When I started to recognize the landscape, I pointed out the best paths. At the gates of Engelthal, I dismounted awkwardly and pounded on the door. It made more sense for me to make our plea and, besides, it would have been too time-consuming to unstrap Brandeis from your body.

Sister Constantia was the one to open the gate, and a look of confusion immediately crossed her face. “Sister Marianne?”
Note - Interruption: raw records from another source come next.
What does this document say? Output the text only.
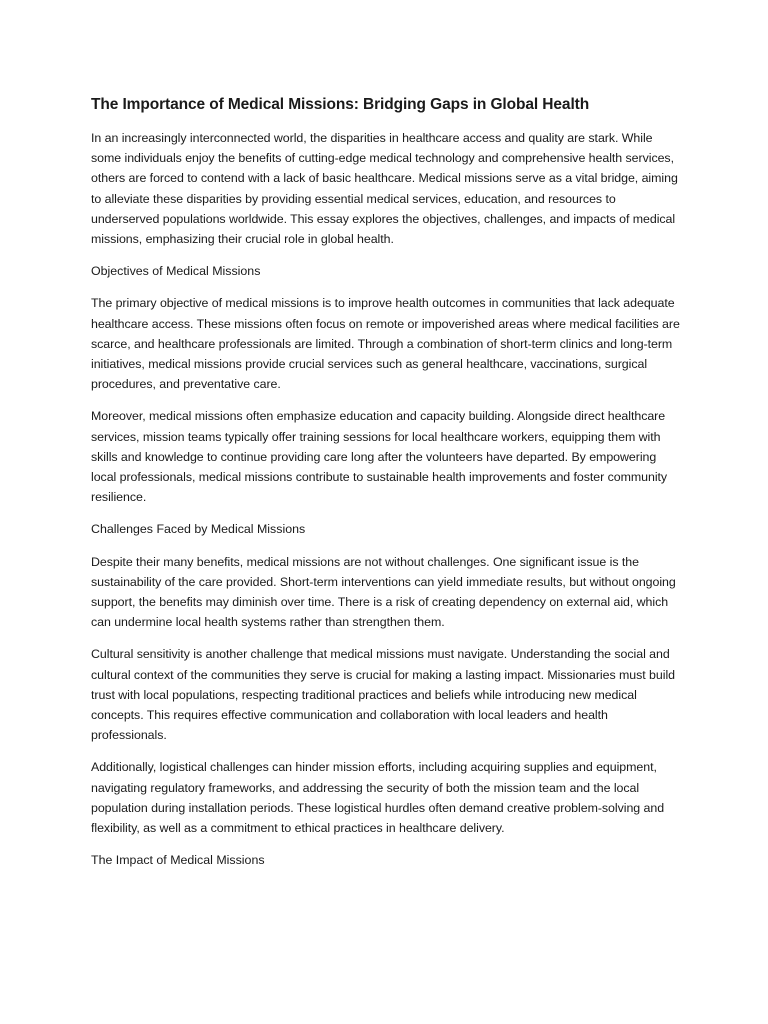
The Importance of Medical Missions: Bridging Gaps in Global Health

In an increasingly interconnected world, the disparities in healthcare access and quality are stark. While some individuals enjoy the benefits of cutting-edge medical technology and comprehensive health services, others are forced to contend with a lack of basic healthcare. Medical missions serve as a vital bridge, aiming to alleviate these disparities by providing essential medical services, education, and resources to underserved populations worldwide. This essay explores the objectives, challenges, and impacts of medical missions, emphasizing their crucial role in global health.

Objectives of Medical Missions

The primary objective of medical missions is to improve health outcomes in communities that lack adequate healthcare access. These missions often focus on remote or impoverished areas where medical facilities are scarce, and healthcare professionals are limited. Through a combination of short-term clinics and long-term initiatives, medical missions provide crucial services such as general healthcare, vaccinations, surgical procedures, and preventative care.

Moreover, medical missions often emphasize education and capacity building. Alongside direct healthcare services, mission teams typically offer training sessions for local healthcare workers, equipping them with skills and knowledge to continue providing care long after the volunteers have departed. By empowering local professionals, medical missions contribute to sustainable health improvements and foster community resilience.

Challenges Faced by Medical Missions

Despite their many benefits, medical missions are not without challenges. One significant issue is the sustainability of the care provided. Short-term interventions can yield immediate results, but without ongoing support, the benefits may diminish over time. There is a risk of creating dependency on external aid, which can undermine local health systems rather than strengthen them.

Cultural sensitivity is another challenge that medical missions must navigate. Understanding the social and cultural context of the communities they serve is crucial for making a lasting impact. Missionaries must build trust with local populations, respecting traditional practices and beliefs while introducing new medical concepts. This requires effective communication and collaboration with local leaders and health professionals.

Additionally, logistical challenges can hinder mission efforts, including acquiring supplies and equipment, navigating regulatory frameworks, and addressing the security of both the mission team and the local population during installation periods. These logistical hurdles often demand creative problem-solving and flexibility, as well as a commitment to ethical practices in healthcare delivery.

The Impact of Medical Missions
I explained our situation and I could see that she kept looking over to you, taking in the fact that you were the burned soldier she’d helped to tend years before. When Sister Constantia finally found her voice again, she said, “Normally…normally, I would let you in…but this is not normal.” Her eyes went down, almost with embarrassment, to my swollen stomach.

I couldn’t understand the hesitation. No matter what had been gossiped about my disappearance, we needed protection or Brandeis would die. I gestured towards him for emphasis. I saw Sister Constantia’s face register the fact that the bloody rags wrapped around his legs were the shredded remains of my nun’s habit.

“If you cannot invite us in,” I pleaded, “get Mother Christina. She will not allow this man to die.”

“The prioress is in Nürnberg and will not be back soon. Sister Agletrudis is acting in her absence. I will get her.” Before heading into the monastery, Sister Constantia added just one more thing. “But she has never forgiven your desecration of the scriptorium.”

I had no idea what Sister Constantia meant, but I could be certain that I’d find out when Agletrudis arrived.